In addition to an imaging camera, a radiometer would take the first direct measurements of how much sunlight is reflected and emitted from the whole Earth (albedo). This data could constitute a barometer for the process of global warming. The scientific goals expanded to measure the amount of solar energy reaching Earth, cloud patterns, weather systems, monitor the health of Earth's vegetation, and track the amount of UV light reaching the surface through the ozone layer.
While NASA's Inspector General questioned the cost/benefit ratio of the project (quite rightly -- that's his job) the National Academy of Science, queried by Congress, found the mission to be "strong and scientifically vital."
Nevertheless, the satellite was mothballed for eight years under the Bush administration, and remains in limbo today.

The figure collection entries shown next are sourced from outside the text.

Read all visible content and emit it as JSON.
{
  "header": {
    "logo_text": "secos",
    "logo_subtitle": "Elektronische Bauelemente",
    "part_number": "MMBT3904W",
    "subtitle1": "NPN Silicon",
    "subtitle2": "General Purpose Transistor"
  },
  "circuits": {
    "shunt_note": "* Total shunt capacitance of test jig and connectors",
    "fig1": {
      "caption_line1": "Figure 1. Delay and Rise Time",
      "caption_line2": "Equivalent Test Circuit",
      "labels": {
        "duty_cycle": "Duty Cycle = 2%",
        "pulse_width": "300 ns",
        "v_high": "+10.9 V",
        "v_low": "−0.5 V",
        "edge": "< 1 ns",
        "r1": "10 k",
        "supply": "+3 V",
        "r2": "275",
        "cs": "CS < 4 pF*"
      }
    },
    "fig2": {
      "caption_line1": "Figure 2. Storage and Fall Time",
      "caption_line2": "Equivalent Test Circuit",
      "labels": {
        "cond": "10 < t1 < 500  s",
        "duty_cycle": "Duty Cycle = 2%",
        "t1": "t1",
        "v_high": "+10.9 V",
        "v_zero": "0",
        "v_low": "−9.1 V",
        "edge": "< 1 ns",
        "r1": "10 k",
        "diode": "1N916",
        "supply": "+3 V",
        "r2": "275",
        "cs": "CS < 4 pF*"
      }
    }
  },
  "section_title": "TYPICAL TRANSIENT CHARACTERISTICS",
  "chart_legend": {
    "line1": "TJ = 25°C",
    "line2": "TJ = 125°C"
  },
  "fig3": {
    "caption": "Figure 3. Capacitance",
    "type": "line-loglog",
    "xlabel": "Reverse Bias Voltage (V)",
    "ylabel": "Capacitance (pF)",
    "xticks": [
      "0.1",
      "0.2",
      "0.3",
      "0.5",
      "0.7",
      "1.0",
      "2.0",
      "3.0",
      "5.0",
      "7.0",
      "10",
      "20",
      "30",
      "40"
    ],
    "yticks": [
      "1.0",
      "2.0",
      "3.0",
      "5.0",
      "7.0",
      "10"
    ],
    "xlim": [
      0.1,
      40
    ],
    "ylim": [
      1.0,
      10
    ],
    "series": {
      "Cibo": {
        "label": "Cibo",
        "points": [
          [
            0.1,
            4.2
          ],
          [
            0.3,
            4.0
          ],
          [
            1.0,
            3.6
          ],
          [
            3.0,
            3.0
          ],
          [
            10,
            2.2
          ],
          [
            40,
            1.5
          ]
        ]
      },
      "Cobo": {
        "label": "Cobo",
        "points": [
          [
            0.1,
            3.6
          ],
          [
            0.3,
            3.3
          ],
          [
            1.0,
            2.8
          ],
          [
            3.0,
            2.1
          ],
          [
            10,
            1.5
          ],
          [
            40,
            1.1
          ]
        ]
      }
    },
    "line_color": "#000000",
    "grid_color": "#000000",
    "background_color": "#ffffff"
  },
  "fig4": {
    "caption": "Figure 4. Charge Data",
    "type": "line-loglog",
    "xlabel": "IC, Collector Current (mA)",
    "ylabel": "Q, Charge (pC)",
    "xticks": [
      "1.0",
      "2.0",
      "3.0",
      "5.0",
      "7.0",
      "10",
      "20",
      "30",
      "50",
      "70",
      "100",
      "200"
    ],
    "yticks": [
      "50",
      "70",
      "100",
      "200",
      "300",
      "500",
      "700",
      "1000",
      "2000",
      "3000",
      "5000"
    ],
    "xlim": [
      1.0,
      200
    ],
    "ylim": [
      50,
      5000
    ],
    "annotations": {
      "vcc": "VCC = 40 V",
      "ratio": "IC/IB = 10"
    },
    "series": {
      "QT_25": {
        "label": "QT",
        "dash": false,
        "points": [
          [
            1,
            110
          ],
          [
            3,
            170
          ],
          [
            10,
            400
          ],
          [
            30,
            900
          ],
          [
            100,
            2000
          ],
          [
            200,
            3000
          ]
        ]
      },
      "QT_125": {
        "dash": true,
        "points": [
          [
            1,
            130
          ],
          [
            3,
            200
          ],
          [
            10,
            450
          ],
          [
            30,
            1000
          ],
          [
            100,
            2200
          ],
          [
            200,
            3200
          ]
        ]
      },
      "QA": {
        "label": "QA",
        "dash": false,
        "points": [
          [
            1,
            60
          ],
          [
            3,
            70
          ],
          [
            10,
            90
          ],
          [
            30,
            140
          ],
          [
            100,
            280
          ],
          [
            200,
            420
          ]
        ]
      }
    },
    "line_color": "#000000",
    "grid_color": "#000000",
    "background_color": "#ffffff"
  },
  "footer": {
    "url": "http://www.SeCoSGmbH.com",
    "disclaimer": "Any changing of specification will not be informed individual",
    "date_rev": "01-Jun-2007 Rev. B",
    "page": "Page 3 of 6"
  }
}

The information the satellite would provide is phenomenally important, and should be important to "skeptics," as well. Directly measuring the Earth's radiation budget (energy in versus energy out) gives you a direct, observed value of global warming, magnitude and sign. By tracking our albedo, vegetation, and cloud patterns, the satellite would monitor three of the most important feedbacks in climate change.
If you want an easy way to tell who not to trust in a scientific debate, it's the side that's afraid of better measurements. Those that want to softpedal global warming or deny it entirely always claim frustration with the lack of clarity (as they see it) in the science, but where's their drive to collect observations and achieve a better understanding? DSCOVR waits in a warehouse, but climate change isn't waiting.